2. Accuracy, rather than report length, should be the primary goal of the appraisal process, as that is what contributes most to the soundness of decisions based on appraisals. In the North American commercial appraisal profession, too much emphasis is made on constructing lengthy reports full of canned comments and not enough emphasis is made on research and analysis. Some appraisers even purchase software that adds pages more of canned comments. Reports can do without paper-wasting, tree-killing comments like “Los Angeles is on the west coast of the United States of America in the western hemisphere of Earth, the third planet from the Sun.” I have also found myself perplexed in the past by appraisal instructor who have said "Your estimate of value doesn't matter. Only the report matters." Ask any client -- of course, the value matters!

3. Appraisers need to verify important facts about the property being appraised. Tenants should be verified as occupying the space they are said to be occupying. Representations about building area or land area should be verified by measurement or by public documents. Entitlements or planning approvals should be verified by recent official documents or better yet, by calling on the relevant public agencies. Relying on a property owner's statements without verification just invites fraud.

4. Whenever doubts arise, the appraiser should investigate or recommend investigation rather than make the extraordinary assumption that nothing is wrong. If the financial statements do not seem credible, he should request tax returns. If the ceilings are stained, he should look at the roof. If a subdivision is dependent upon well water, he should request a well water report. Assuming that nothing is wrong turns appraisals into meaningless academic exercises that lead to overvaluation.

When I was starting out in this profession in the 1980s, I had a mentor who would tell me to "stop agonizing" and just put down a number. I'm glad I didn't follow that advice. He eventually lost his license and company.  My clientele pays me to agonize.

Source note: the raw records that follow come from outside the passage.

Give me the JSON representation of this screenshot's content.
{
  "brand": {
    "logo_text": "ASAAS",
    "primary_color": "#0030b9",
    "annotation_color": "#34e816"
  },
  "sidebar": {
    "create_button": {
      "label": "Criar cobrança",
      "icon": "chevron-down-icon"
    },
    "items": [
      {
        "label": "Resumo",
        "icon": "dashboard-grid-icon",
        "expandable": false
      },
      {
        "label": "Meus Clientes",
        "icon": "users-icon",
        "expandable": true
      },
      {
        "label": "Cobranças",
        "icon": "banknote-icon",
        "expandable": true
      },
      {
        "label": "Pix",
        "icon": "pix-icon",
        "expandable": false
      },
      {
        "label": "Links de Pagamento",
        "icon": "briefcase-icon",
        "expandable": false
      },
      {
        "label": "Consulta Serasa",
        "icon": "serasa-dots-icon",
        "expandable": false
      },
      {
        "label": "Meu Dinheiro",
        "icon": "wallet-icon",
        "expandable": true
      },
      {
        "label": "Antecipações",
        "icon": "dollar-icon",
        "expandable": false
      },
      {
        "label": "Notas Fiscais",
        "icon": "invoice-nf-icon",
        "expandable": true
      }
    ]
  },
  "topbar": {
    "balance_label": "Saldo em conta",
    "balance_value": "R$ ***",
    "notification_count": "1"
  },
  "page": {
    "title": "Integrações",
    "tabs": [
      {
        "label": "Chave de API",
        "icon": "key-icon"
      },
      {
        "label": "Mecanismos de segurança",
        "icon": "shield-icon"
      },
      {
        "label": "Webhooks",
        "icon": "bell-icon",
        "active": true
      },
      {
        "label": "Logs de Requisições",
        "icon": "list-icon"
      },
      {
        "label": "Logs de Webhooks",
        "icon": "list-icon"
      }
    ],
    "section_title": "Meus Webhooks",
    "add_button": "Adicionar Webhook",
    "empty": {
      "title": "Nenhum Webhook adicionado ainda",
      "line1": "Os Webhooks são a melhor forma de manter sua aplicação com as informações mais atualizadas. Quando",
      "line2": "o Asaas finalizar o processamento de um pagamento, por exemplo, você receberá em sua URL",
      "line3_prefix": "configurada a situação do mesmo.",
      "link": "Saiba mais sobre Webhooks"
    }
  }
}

The application of professional appraisal standards

Professional valuation standards go part of the way in alleviating these aforementioned problems.

USPAP, despite being vague and watered down over the years, has improved the credibility of American appraisal reports and is also followed by many Canadian appraisers.

Internationally, IVSC (International Valuation Standards Council) has published a lengthy set of international valuation standards that would also improve valuation practice for commercial real estate and other asset classes, if followed, including a specific application standard for valuation of property interests for secured lending -- important for protecting the lending industry. It will be difficult to promulgate such standards, though, if IVSC continues to charge money for a book-length publication rather than publish it for free on the Internet. Unless there is a legal mandate or clients start insisting on valuations that meet these standards, I would not expect appraisers and valuers to go out of their way to buy this book. An appraiser declaring that his report has met these standards often faces the reality that the client does not know these standards or have access to them.

In the mean time, it would be a good thing if the commercial appraisers and valuers of the world could agree on a much briefer oath or manifesto that would protect the interests of those who rely on our reports, much like the Hippocratic Oath for physicians. You may say that I’m a dreamer, but I’m not the only one.